Best approach to import large texts for searching

Hi everyone,

I’m building an app to replace (and enhance) the functionality in an existing WordPress website.

We have ~ 15,000 ‘summary’ reports, which I will be importing into Glide Big Tables.

We also have copies of the ‘Full Text’ that we used to create our summaries. Some ‘Full Texts’ are small i.e. the original PDF was only a few pages, while others could be a copy of a 50+ page PDF, so the ‘Full Text’ is large. Note that we don’t have the original PDFs, only the extracted text.

What is the best way to import and store this data, so we can allow our Users to search the complete set of ‘full texts’ and get results?

Any advice would be great thanks!

I would look into exporting the content of the summary reports from WordPress into a CSV file. My only concern would be that 15,000 summary reports feels like a big number, and 50+ pages for some of these reports also sounds big. I have no idea if CSV files can contain data like that, but I would look into it.
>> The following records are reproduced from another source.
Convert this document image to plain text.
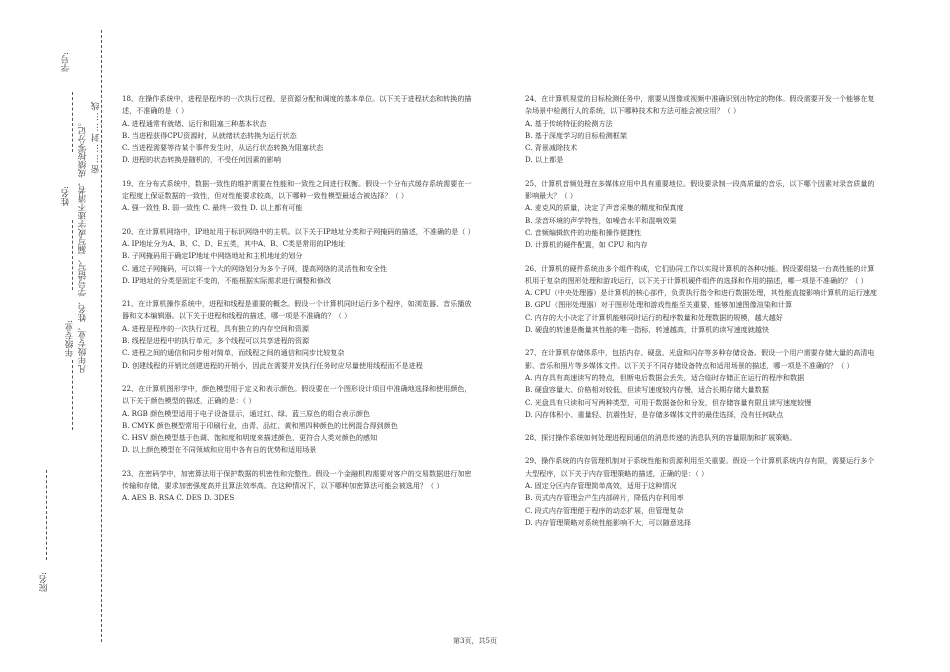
学号:
姓名:
年级专业:
院名:
凡年级专业、姓名、学号错写、漏写或字迹不清者，成绩按零分记。 密……封……线

18、在操作系统中，进程是程序的一次执行过程，是资源分配和调度的基本单位。以下关于进程状态和转换的描述，不准确的是（ ）

A. 进程通常有就绪、运行和阻塞三种基本状态

B. 当进程获得CPU资源时，从就绪状态转换为运行状态

C. 当进程需要等待某个事件发生时，从运行状态转换为阻塞状态

D. 进程的状态转换是随机的，不受任何因素的影响

19、在分布式系统中，数据一致性的维护需要在性能和一致性之间进行权衡。假设一个分布式缓存系统需要在一定程度上保证数据的一致性，但对性能要求较高，以下哪种一致性模型最适合被选择？（ ）

A. 强一致性 B. 弱一致性 C. 最终一致性 D. 以上都有可能

20、在计算机网络中，IP地址用于标识网络中的主机。以下关于IP地址分类和子网掩码的描述，不准确的是（ ）

A. IP地址分为A、B、C、D、E五类，其中A、B、C类是常用的IP地址

B. 子网掩码用于确定IP地址中网络地址和主机地址的划分

C. 通过子网掩码，可以将一个大的网络划分为多个子网，提高网络的灵活性和安全性

D. IP地址的分类是固定不变的，不能根据实际需求进行调整和修改

21、在计算机操作系统中，进程和线程是重要的概念。假设一个计算机同时运行多个程序，如浏览器、音乐播放器和文本编辑器。以下关于进程和线程的描述，哪一项是不准确的？（ ）

A. 进程是程序的一次执行过程，具有独立的内存空间和资源

B. 线程是进程中的执行单元，多个线程可以共享进程的资源

C. 进程之间的通信和同步相对简单，而线程之间的通信和同步比较复杂

D. 创建线程的开销比创建进程的开销小，因此在需要并发执行任务时应尽量使用线程而不是进程

22、在计算机图形学中，颜色模型用于定义和表示颜色。假设要在一个图形设计项目中准确地选择和使用颜色，以下关于颜色模型的描述，正确的是：（ ）

A. RGB 颜色模型适用于电子设备显示，通过红、绿、蓝三原色的组合表示颜色

B. CMYK 颜色模型常用于印刷行业，由青、品红、黄和黑四种颜色的比例混合得到颜色

C. HSV 颜色模型基于色调、饱和度和明度来描述颜色，更符合人类对颜色的感知

D. 以上颜色模型在不同领域和应用中各有自的优势和适用场景

23、在密码学中，加密算法用于保护数据的机密性和完整性。假设一个金融机构需要对客户的交易数据进行加密传输和存储，要求加密强度高并且算法效率高。在这种情况下，以下哪种加密算法可能会被选用？（ ）

A. AES B. RSA C. DES D. 3DES

24、在计算机视觉的目标检测任务中，需要从图像或视频中准确识别出特定的物体。假设需要开发一个能够在复杂场景中检测行人的系统，以下哪种技术和方法可能会被应用？（ ）

A. 基于传统特征的检测方法

B. 基于深度学习的目标检测框架

C. 背景减除技术

D. 以上都是

25、计算机音频处理在多媒体应用中具有重要地位。假设要录制一段高质量的音乐，以下哪个因素对录音质量的影响最大？（ ）

A. 麦克风的质量，决定了声音采集的精度和保真度

B. 录音环境的声学特性，如噪音水平和混响效果

C. 音频编辑软件的功能和操作便捷性

D. 计算机的硬件配置，如 CPU 和内存

26、计算机的硬件系统由多个组件构成，它们协同工作以实现计算机的各种功能。假设要组装一台高性能的计算机用于复杂的图形处理和游戏运行，以下关于计算机硬件组件的选择和作用的描述，哪一项是不准确的？（ ）

A. CPU（中央处理器）是计算机的核心部件，负责执行指令和进行数据处理，其性能直接影响计算机的运行速度

B. GPU（图形处理器）对于图形处理和游戏性能至关重要，能够加速图像渲染和计算

C. 内存的大小决定了计算机能够同时运行的程序数量和处理数据的规模，越大越好

D. 硬盘的转速是衡量其性能的唯一指标，转速越高，计算机的读写速度就越快

27、在计算机存储体系中，包括内存、硬盘、光盘和闪存等多种存储设备。假设一个用户需要存储大量的高清电影、音乐和照片等多媒体文件。以下关于不同存储设备特点和适用场景的描述，哪一项是不准确的？（ ）

A. 内存具有高速读写的特点，但断电后数据会丢失，适合临时存储正在运行的程序和数据

B. 硬盘容量大、价格相对较低，但读写速度较内存慢，适合长期存储大量数据

C. 光盘具有只读和可写两种类型，可用于数据备份和分发，但存储容量有限且读写速度较慢

D. 闪存体积小、重量轻、抗震性好，是存储多媒体文件的最佳选择，没有任何缺点

28、探讨操作系统如何处理进程间通信的消息传递的消息队列的容量限制和扩展策略。

29、操作系统的内存管理机制对于系统性能和资源利用至关重要。假设一个计算机系统内存有限，需要运行多个大型程序，以下关于内存管理策略的描述，正确的是：（ ）

A. 固定分区内存管理简单高效，适用于这种情况

B. 页式内存管理会产生内部碎片，降低内存利用率

C. 段式内存管理便于程序的动态扩展，但管理复杂

D. 内存管理策略对系统性能影响不大，可以随意选择

第3页，共5页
Before doing the operation with for 15,000 reports, and would try to set up the feature you want with 2, or 5, or 10. To me, building the feature is one thing, getting the 15,000 summary reports into Glide another.

I would focus on building a mockup of the feature and testing it first.

2 Likes

As long as your full text doesn’t contain more than 1 million characters, I think you’re good to go.

2 Likes

Great thanks very much @ThinhDinh and @nathanaelb for your replies. I will check out the ‘Trebuchet Method’ with a small number of examples first, and build it up.
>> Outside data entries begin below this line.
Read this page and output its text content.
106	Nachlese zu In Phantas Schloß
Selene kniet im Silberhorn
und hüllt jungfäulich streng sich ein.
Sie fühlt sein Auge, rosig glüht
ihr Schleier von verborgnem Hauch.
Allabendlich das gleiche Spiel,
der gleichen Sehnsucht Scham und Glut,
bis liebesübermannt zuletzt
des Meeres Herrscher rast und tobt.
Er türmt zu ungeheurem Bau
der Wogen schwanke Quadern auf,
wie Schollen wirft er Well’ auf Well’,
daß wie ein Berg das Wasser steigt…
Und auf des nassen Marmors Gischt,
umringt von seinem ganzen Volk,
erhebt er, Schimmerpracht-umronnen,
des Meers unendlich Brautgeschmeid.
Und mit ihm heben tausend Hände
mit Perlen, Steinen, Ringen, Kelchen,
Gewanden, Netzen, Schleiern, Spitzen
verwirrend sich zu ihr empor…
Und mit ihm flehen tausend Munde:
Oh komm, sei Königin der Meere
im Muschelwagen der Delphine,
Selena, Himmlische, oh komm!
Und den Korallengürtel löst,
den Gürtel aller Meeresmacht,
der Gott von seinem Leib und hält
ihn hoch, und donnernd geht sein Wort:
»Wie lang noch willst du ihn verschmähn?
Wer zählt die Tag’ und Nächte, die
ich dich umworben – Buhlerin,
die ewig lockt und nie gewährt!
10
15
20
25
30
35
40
Will let you know if it works out.

1 Like

Why do you need a “Trebuchet Method” here? Wouldn’t each document have its own row?

1 Like

@ThinhDinh sorry, I misunderstood the quote from Robert Petito that I should check out the Trebuchet Method (I didn’t know what it was so I thought maybe it’s a way to import such data)! But I see you were referring to the 1M character limit per cell.

From checking sample files today, I now know that some ‘Full Texts’ will exceed the 1M characters limit.
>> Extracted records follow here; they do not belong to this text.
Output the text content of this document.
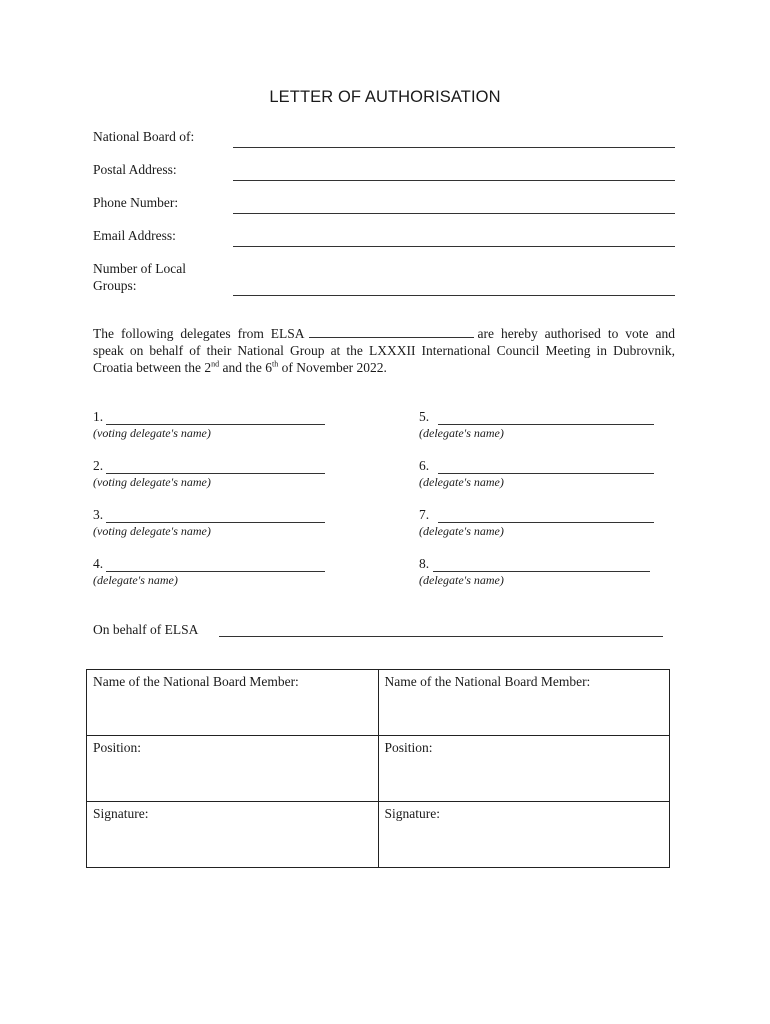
LETTER OF AUTHORISATION
National Board of:
Postal Address:
Phone Number:
Email Address:
Number of Local Groups:
The following delegates from ELSA	are hereby authorised to vote and speak on behalf of their National Group at the LXXXII International Council Meeting in Dubrovnik, Croatia between the 2nd and the 6th of November 2022.
1.
(voting delegate's name)
2.
(voting delegate's name)
3.
(voting delegate's name)
4.
(delegate's name)
5.
(delegate's name)
6.
(delegate's name)
7.
(delegate's name)
8.
(delegate's name)
On behalf of ELSA
Name of the National Board Member:	Name of the National Board Member:
Position:	Position:
Signature:	Signature:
Do you know if the rest of the ‘Full text’ for that report will be truncated during the import, or if it will just ‘drop’ that record? Hopefully it’ll be truncated and imported.

Also, is there any way to do a batch import, or an alternative approach to importing that I could consider? Otherwise, I may have to split the CSV file and do ~20 separate imports to keep the file size under 5MB, which I believe is Glide’s max. import size for a CSV.

Many thanks for your help.

I don’t have a sample here that I can use, but I think that would be truncated.

You can use the approach above to split your file.

1 Like

Amazing, so helpful, thank you @ThinhDinh.

It looks like after the split, I will still manually need to import each of the ~20 files, which is fine. I was thinking there might be a trick for that also, to add the files to a queue for importing one after the other.

1 Like

It would require interacting with the API. I have only done one file at once, haven’t handled data that large before.

1 Like

This topic was automatically closed 7 days after the last reply. New replies are no longer allowed.